Concurrent Feature Tests with Phoenix and Hound

With the release of Phoenix 1.2 and Ecto 2.0, we now have the ability run automated browser tests concurrently, even ones that that hit the database! I recently spent a couple hours getting this setup on a project so hopefully documenting everything here will save others some time.

We’ll be using Hound for this example, but the setup should be similar for any automated browser tool.

Step 1: Install Hound

Follow the Hound setup instructions

Step 2: Install a driver

The driver determines what browser Hound will interact with during tests.

Here, we’ll be using Selenium to drive Firefox. Other drivers are also available such including chromedriver and phantomjs. See the Hound readme for details.

First, install the driver.

> brew install selenium-server-standalone

Then start the selenium-server daemon. Hound doesn’t start webdriver servers itself, so you’ll need to manage that. Selenium installed via homebrew registers itself as a service.

> brew services start selenium-server-standalone

Configure Hound to use your driver.

# config/test.exs

config :hound, driver: "selenium", browser: "firefox"

Step 3: Turn On the Test Server

This starts up our phoenix endpoint during test runs.

# config/test.exs

config :your_app, YourApp.Endpoint,
  server: true

Step 4: Add the Ecto Sandbox Plug

phoenix_ecto ships with a plug to dynamically switch database transactions for each request, allowing multiple browsers to talk to the same database concurrently.

First, set a flag to enable the sandbox plug in your test config:

# config/test.exs

config :your_app, sql_sandbox: true

Then use the flag to conditionally add add it your endpoint during feature tests.

IMPORTANT: The order of plugs matters, and this one must be listed before any others.

# lib/your_app/endpoint.ex

defmodule YourApp.Endpoint do
  use Phoenix.Endpoint, otp_app: :your_app

  if Application.get_env(:your_app, :sql_sandbox) do
    plug Phoenix.Ecto.SQL.Sandbox
  end

  # ...more plugs
end

Step 4: Define a FeatureCase

We need to define an ExUnit case file to be used by each feature test.

For concurrent tests (ones with async: true) we need to checkout a sandboxed database connection and pass it to Hound.

# test/support/feature_case.ex

defmodule YourApp.FeatureCase do
  use ExUnit.CaseTemplate

  setup tags do
    :ok = Ecto.Adapters.SQL.Sandbox.checkout(YourApp.Repo)

    if tags[:async] do
      metadata = Phoenix.Ecto.SQL.Sandbox.metadata_for(YourApp.Repo, self())
      Hound.start_session(metadata: metadata)
    else
      Hound.start_session
      Ecto.Adapters.SQL.Sandbox.mode(YourApp.Repo, {:shared, self()})
    end

    :ok
  end
end

Step 5: Try It

Create some async feature tests modules (I put them in test/features) with use YourApp.FeatureCase, async: true. Each test module will run in a separate browser instance. That’s pretty cool!

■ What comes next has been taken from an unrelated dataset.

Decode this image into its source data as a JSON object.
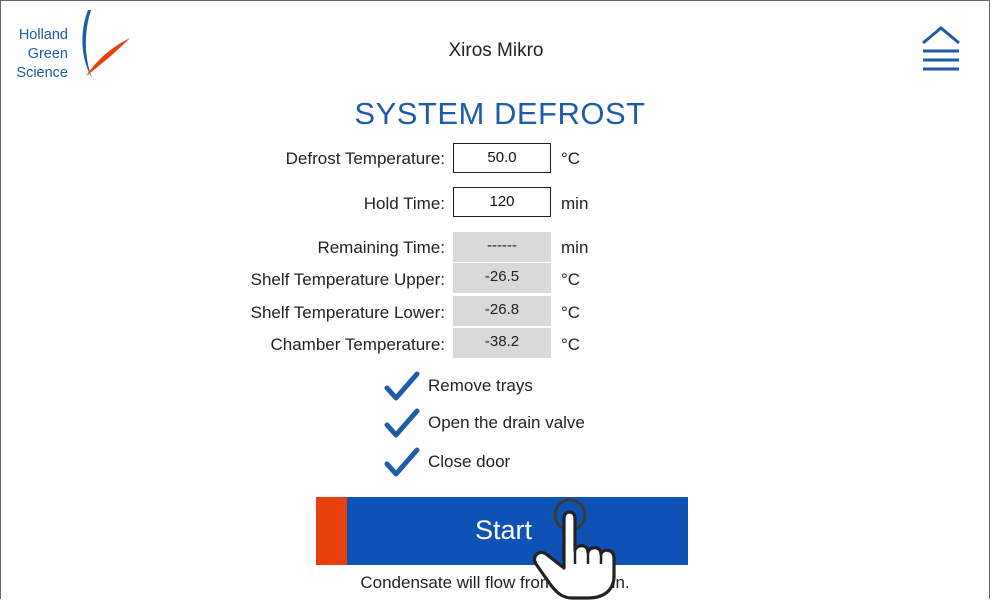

By default, hound sets the number of concurrently running browsers to the number of schedulers initialized by the Erlang VM (usually one per core).

Further Reading

There’s a lot going on under the covers here. If you’re interested in learning more, I recommend checking out the following:

A note on terminology: I use the term feature test to mean an automated test that drives a browser through the application. Some prefer the terms end-to-end test, acceptance test or integration test. For most purposes, these terms are used interchanably.